Maximum Semidefinite and Linear Extension Complexity of Families of Polytopes

TL;DR

This paper establishes geometric bounds on the maximum semidefinite and linear extension complexity of polytopes, linking it to the family size and pairwise Hausdorff distance, with implications for 0/1-polytopes and polygons.

Contribution

It introduces a geometric approach to bound extension complexity, avoiding complex factorizations, and provides improved bounds for 0/1-polytopes and polygons.

Findings

Bounds on extension complexity related to family size and Hausdorff distance

Linear extension complexity of d-dimensional 0/1-polytopes is O(2^d / d)

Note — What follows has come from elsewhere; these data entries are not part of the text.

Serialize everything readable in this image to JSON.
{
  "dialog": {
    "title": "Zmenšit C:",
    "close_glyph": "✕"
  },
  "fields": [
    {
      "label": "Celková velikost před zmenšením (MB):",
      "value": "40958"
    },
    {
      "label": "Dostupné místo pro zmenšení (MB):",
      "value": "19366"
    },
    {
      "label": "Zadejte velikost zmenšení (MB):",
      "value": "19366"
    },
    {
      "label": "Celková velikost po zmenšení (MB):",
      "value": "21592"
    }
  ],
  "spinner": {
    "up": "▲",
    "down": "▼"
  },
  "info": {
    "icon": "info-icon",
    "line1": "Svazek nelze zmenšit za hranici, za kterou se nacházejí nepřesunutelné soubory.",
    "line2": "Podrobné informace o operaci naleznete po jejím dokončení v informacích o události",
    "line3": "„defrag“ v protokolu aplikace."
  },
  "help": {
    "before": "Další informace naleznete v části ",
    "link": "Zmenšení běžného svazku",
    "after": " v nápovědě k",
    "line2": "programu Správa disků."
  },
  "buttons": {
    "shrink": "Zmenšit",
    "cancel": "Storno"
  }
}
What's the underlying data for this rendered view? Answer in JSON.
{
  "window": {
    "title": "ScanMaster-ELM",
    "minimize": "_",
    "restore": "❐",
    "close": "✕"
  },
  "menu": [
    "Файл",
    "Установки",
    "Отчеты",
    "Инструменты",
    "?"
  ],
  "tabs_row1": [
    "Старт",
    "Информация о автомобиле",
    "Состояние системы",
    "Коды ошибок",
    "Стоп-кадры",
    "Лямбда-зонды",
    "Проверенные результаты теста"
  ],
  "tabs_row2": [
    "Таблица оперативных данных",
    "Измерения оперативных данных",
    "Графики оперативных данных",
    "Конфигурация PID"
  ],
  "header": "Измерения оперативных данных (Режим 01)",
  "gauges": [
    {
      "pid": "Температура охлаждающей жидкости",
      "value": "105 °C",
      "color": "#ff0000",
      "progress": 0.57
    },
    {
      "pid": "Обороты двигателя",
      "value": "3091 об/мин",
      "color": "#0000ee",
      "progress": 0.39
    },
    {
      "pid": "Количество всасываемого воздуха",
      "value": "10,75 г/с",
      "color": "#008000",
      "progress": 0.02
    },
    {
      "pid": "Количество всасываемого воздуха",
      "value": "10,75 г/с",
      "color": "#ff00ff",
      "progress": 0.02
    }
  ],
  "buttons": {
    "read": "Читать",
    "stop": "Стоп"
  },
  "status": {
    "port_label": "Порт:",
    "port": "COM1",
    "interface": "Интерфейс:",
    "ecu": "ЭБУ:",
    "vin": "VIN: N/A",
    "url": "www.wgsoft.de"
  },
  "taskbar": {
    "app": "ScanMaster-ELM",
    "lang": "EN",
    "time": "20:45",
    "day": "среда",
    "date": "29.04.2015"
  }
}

Geometric proof based on maximum volume inscribed ellipsoids

Abstract

We relate the maximum semidefinite and linear extension complexity of a family of polytopes to the cardinality of this family and the minimum pairwise Hausdorff distance of its members. This result directly implies a known lower bound on the maximum semidefinite extension complexity of 0/1-polytopes. We further show how our result can be used to improve on the corresponding bounds known for polygons with integer vertices. Our geometric proof builds upon nothing else than a simple well-known property of maximum volume inscribed ellipsoids of convex bodies. In particular, it does not rely on factorizations over the semidefinite cone and thus avoids involved procedures of balancing them as required, e.g., in [Briet, Dadush & Pokutta 2015]. We hope that revealing the geometry behind the phenomenon opens doors for further results. Moreover, we show that the linear extension complexity of every d-dimensional 0/1-polytope is bounded from above by O(2^d / d).